Troopers investigate plane crash, home invasion

MAT-SU — Rescuers responding to a plane crash on Big Horn Lake Tuesday found an overturned plane and a set of footprints leading to where another plane had landed and taken off.

Alaska State Troopers tracked down the owner, Todd Christianson, 44, of Anchorage, who told them he was unhurt in the crash and had a friend pick him up, trooper spokeswoman Megan Peters said.

Peters said that whenever an emergency locator transmitter is activated, the state’s Rescue Coordination Center has to figure out what’s up.

“Sometimes they go off in people’s garages and they don’t even know they’re going off,” she said.

That’s why when the signal came in around 10 p.m. Tuesday, troopers sent a helicopter to the scene with pararescue jumpers aboard. Those jumpers found the plane overturned in 2 to 3 feet of water. They scouted the scene and found the tracks.

“But it still didn’t answer our questions about what happened,” Peters said. So they tracked down Christianson.

Christianson on his own initiative has submitted accident reports to the Federal Aviation Administration and National Transportation Safety Board, she said.

Rogers back in court

PALMER — Christopher Erin Rogers Jr., accused of multiple murder counts including the machete-killing of his father, was in Palmer court Tuesday to clear up some outstanding, unrelated criminal charges.

Rogers, 29, was set to change his plea in a 2007 DUI case and resolve a petition filed to revoke his probation on a 2006 assault conviction.

Rogers’ public defender asked for and was given more time, as the agency waits on a report due back from a mental health professional gauging whether Rogers is mentally competent to stand trial.

Rogers is facing a bevy of charges in Palmer and in Anchorage for what police have described as a crime spree starting early the morning of Dec. 2, 2007, at his father’s home in Palmer, where he allegedly slew his father with a machete and wounded his father’s fiancé, Elann Moren.

According to police, Rogers allegedly then moved on to Anchorage, where he shot and killed another man and wounded two more people before he was arrested.

When District Court Judge John Wolfe asked when the report would be in, prosecutor Jarom Bangerter said he understood the report would be back May 5.

Wolf rescheduled the matter for May 23.

Rogers is set to stand trial in his murder cases June 30 in Palmer and Sept. 8 in

Anchorage.

Troopers investigate home invasion

WASILLA — Mat-Su Crime Stoppers is offering up to $1,000 for information leading to the arrest of whoever kicked in the door of a Fairview Loop home, held the residents at gunpoint and made off with $50.

According to an Alaska State Trooper press statement, the robbery happened at 11:40 p.m. April 7. The occupants reported they were asleep when two white males kicked in the door. No one was hurt.

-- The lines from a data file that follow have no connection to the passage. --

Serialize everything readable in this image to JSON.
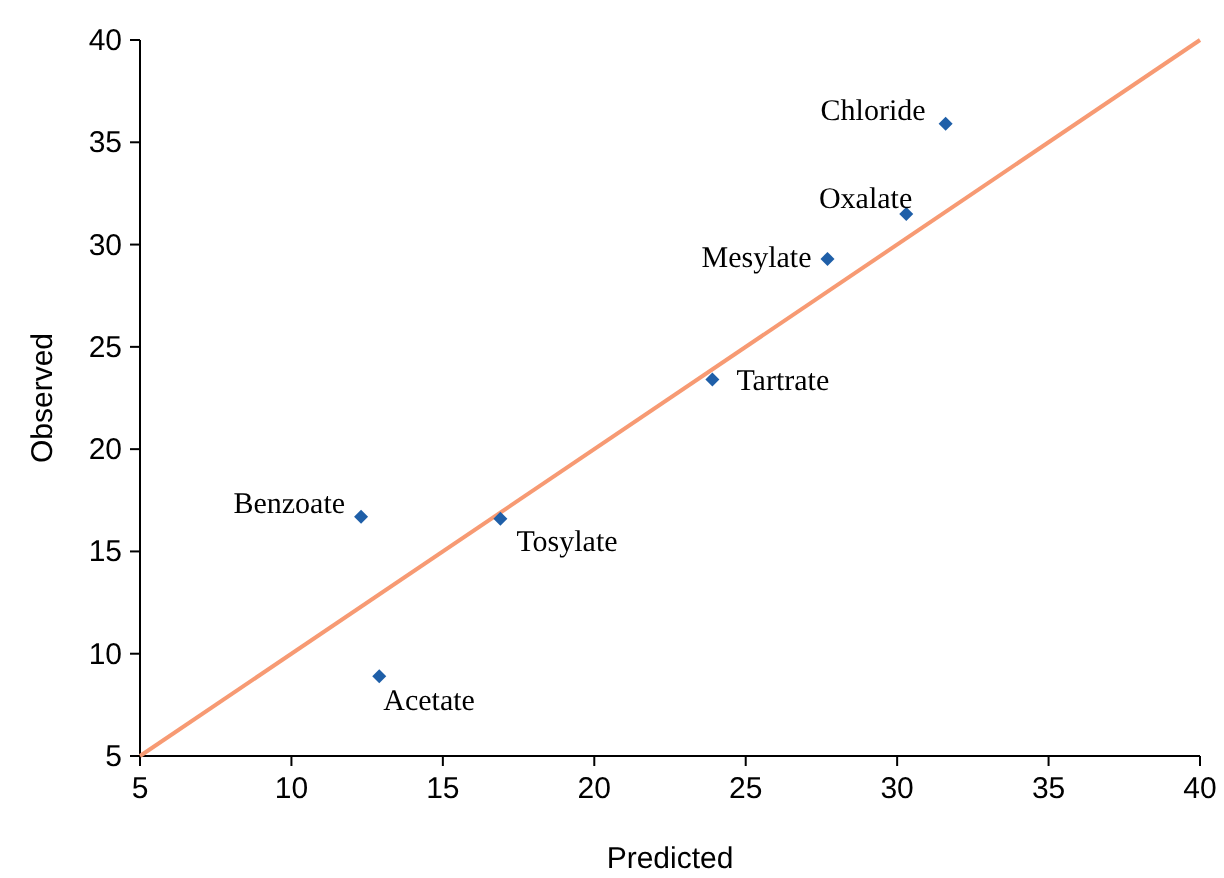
{
  "chart_data": {
    "type": "scatter",
    "xlabel": "Predicted",
    "ylabel": "Observed",
    "xlim": [
      5,
      40
    ],
    "ylim": [
      5,
      40
    ],
    "xticks": [
      5,
      10,
      15,
      20,
      25,
      30,
      35,
      40
    ],
    "yticks": [
      5,
      10,
      15,
      20,
      25,
      30,
      35,
      40
    ],
    "series": [
      {
        "type": "line",
        "color": "#f79a73",
        "x": [
          5,
          40
        ],
        "values": [
          5,
          40
        ],
        "marker": "none",
        "line_style": "solid"
      },
      {
        "color": "#1f5fa8",
        "marker": "diamond",
        "x": [
          31.6,
          30.3,
          27.7,
          23.9,
          16.9,
          12.3,
          12.9
        ],
        "values": [
          35.9,
          31.5,
          29.3,
          23.4,
          16.6,
          16.7,
          8.9
        ]
      }
    ],
    "annotations": [
      {
        "text": "Chloride",
        "x": 31.6,
        "y": 35.9
      },
      {
        "text": "Oxalate",
        "x": 30.3,
        "y": 31.5
      },
      {
        "text": "Mesylate",
        "x": 27.7,
        "y": 29.3
      },
      {
        "text": "Tartrate",
        "x": 23.9,
        "y": 23.4
      },
      {
        "text": "Tosylate",
        "x": 16.9,
        "y": 16.6
      },
      {
        "text": "Benzoate",
        "x": 12.3,
        "y": 16.7
      },
      {
        "text": "Acetate",
        "x": 12.9,
        "y": 8.9
      }
    ]
  }
}
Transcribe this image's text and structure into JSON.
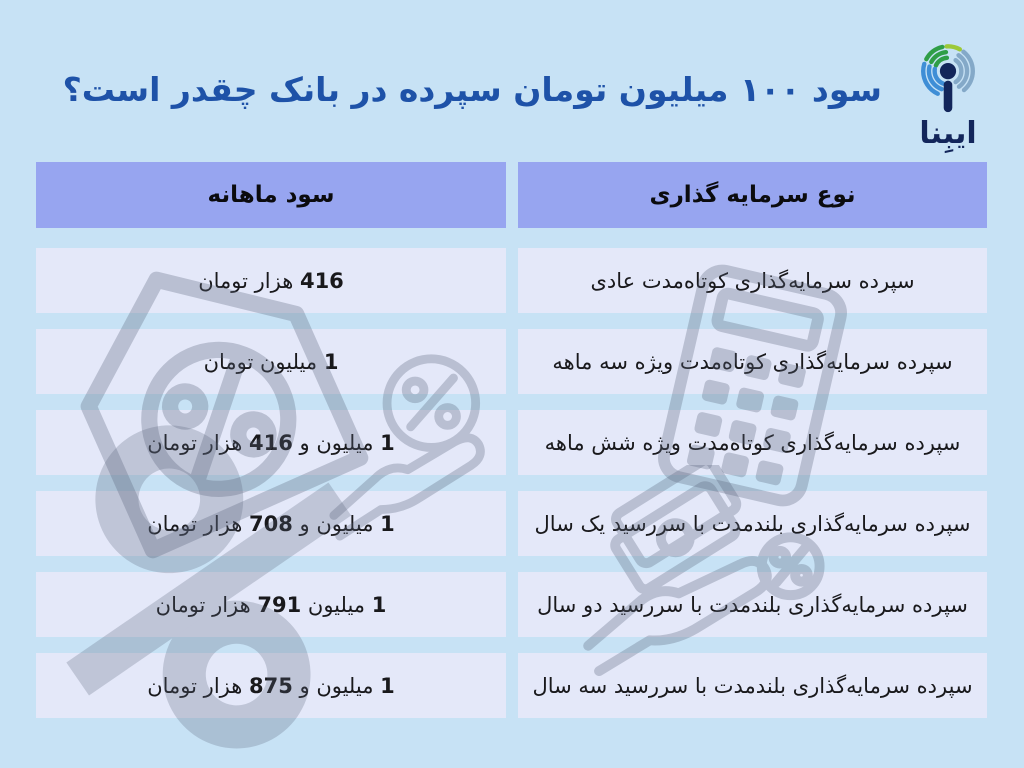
{
  "page": {
    "background": "#c7e2f5",
    "title": "سود ۱۰۰ میلیون تومان سپرده در بانک چقدر است؟",
    "title_color": "#1e52a8"
  },
  "logo": {
    "wordmark": "ایبِنا",
    "icon": "ibena-broadcast-waves-icon",
    "colors": {
      "navy": "#13265b",
      "blue": "#3f8ed6",
      "gray_blue": "#84a9c8",
      "green": "#2f9e47",
      "lime": "#9dc939"
    }
  },
  "table": {
    "header_bg": "#97a5f0",
    "row_bg": "#e4e8f9",
    "columns": [
      {
        "key": "type",
        "label": "نوع سرمایه گذاری"
      },
      {
        "key": "profit",
        "label": "سود ماهانه"
      }
    ],
    "rows": [
      {
        "type": "سپرده سرمایه‌گذاری کوتاه‌مدت عادی",
        "profit": [
          {
            "t": "416",
            "b": 1
          },
          {
            "t": " هزار تومان",
            "b": 0
          }
        ]
      },
      {
        "type": "سپرده سرمایه‌گذاری کوتاه‌مدت ویژه سه ماهه",
        "profit": [
          {
            "t": "1",
            "b": 1
          },
          {
            "t": " میلیون تومان",
            "b": 0
          }
        ]
      },
      {
        "type": "سپرده سرمایه‌گذاری کوتاه‌مدت ویژه شش ماهه",
        "profit": [
          {
            "t": "1",
            "b": 1
          },
          {
            "t": " میلیون و ",
            "b": 0
          },
          {
            "t": "416",
            "b": 1
          },
          {
            "t": " هزار تومان",
            "b": 0
          }
        ]
      },
      {
        "type": "سپرده سرمایه‌گذاری بلندمدت با سررسید یک سال",
        "profit": [
          {
            "t": "1",
            "b": 1
          },
          {
            "t": " میلیون و ",
            "b": 0
          },
          {
            "t": "708",
            "b": 1
          },
          {
            "t": " هزار تومان",
            "b": 0
          }
        ]
      },
      {
        "type": "سپرده سرمایه‌گذاری بلندمدت با سررسید دو سال",
        "profit": [
          {
            "t": "1",
            "b": 1
          },
          {
            "t": " میلیون ",
            "b": 0
          },
          {
            "t": "791",
            "b": 1
          },
          {
            "t": " هزار تومان",
            "b": 0
          }
        ]
      },
      {
        "type": "سپرده سرمایه‌گذاری بلندمدت با سررسید سه سال",
        "profit": [
          {
            "t": "1",
            "b": 1
          },
          {
            "t": " میلیون و ",
            "b": 0
          },
          {
            "t": "875",
            "b": 1
          },
          {
            "t": " هزار تومان",
            "b": 0
          }
        ]
      }
    ]
  },
  "watermarks": [
    "discount-tag-percent-icon",
    "hand-holding-percent-icon",
    "calculator-icon",
    "hand-holding-money-icon",
    "percent-sign-icon"
  ]
}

Anyone with information is asked to call troopers at 745-2131, Mat-Su Crime Stoppers at 745-3333 or submit a tip online at matsu-crimestoppers.org.

Another man

cited for fire

PALMER — A second Butte man has been ticketed for letting a burn pile get out of control.

James Irvine, 49, of Butte was cited for leaving a fire un-extinguished, leaving it unattended and burning without a permit, according to a complaint the state’s Division of Forestry’s Palmer fire mitigation officer Tom Greiling filed in court April 16.

The charges relate to an April 2 burn pile Irvine torched at his home on Smith Road.

“Mr. Irvine had been burning debris at this spot and did not thoroughly check his fire for heat in order to ensure that it was completely extinguished prior to his leaving it unattended,” Greiling says in his report.

He reports that Irvine’s son in Portland, Ore., fielded a call from Irvine’s neighbor saying the fire was heading to an adjacent property and toward homes.

Irvine faces a fine and Forestry could seek to recover the cost of fighting the fire he allegedly started.

Butte resident Lynn Sandvik, 77, was ticketed when an ember escaped from one of a pair of burn piles he’d torched March 27. The ember sparked a fire that climbed up the side of Bodenburg Butte.

“The fire was stopped at just over 15 acres but not before it had burned onto an adjacent parcel of land owned by the state of Alaska,” fire mitigation officer Ethan T. Eley says in an affidavit filed in Sandvik’s case.

Sandvik was ticketed for not having a proper firebreak and for allowing the fire to burn onto neighboring properties.

Like Irvine, Sandvik faces a fine and is potentially liable for firefighting costs.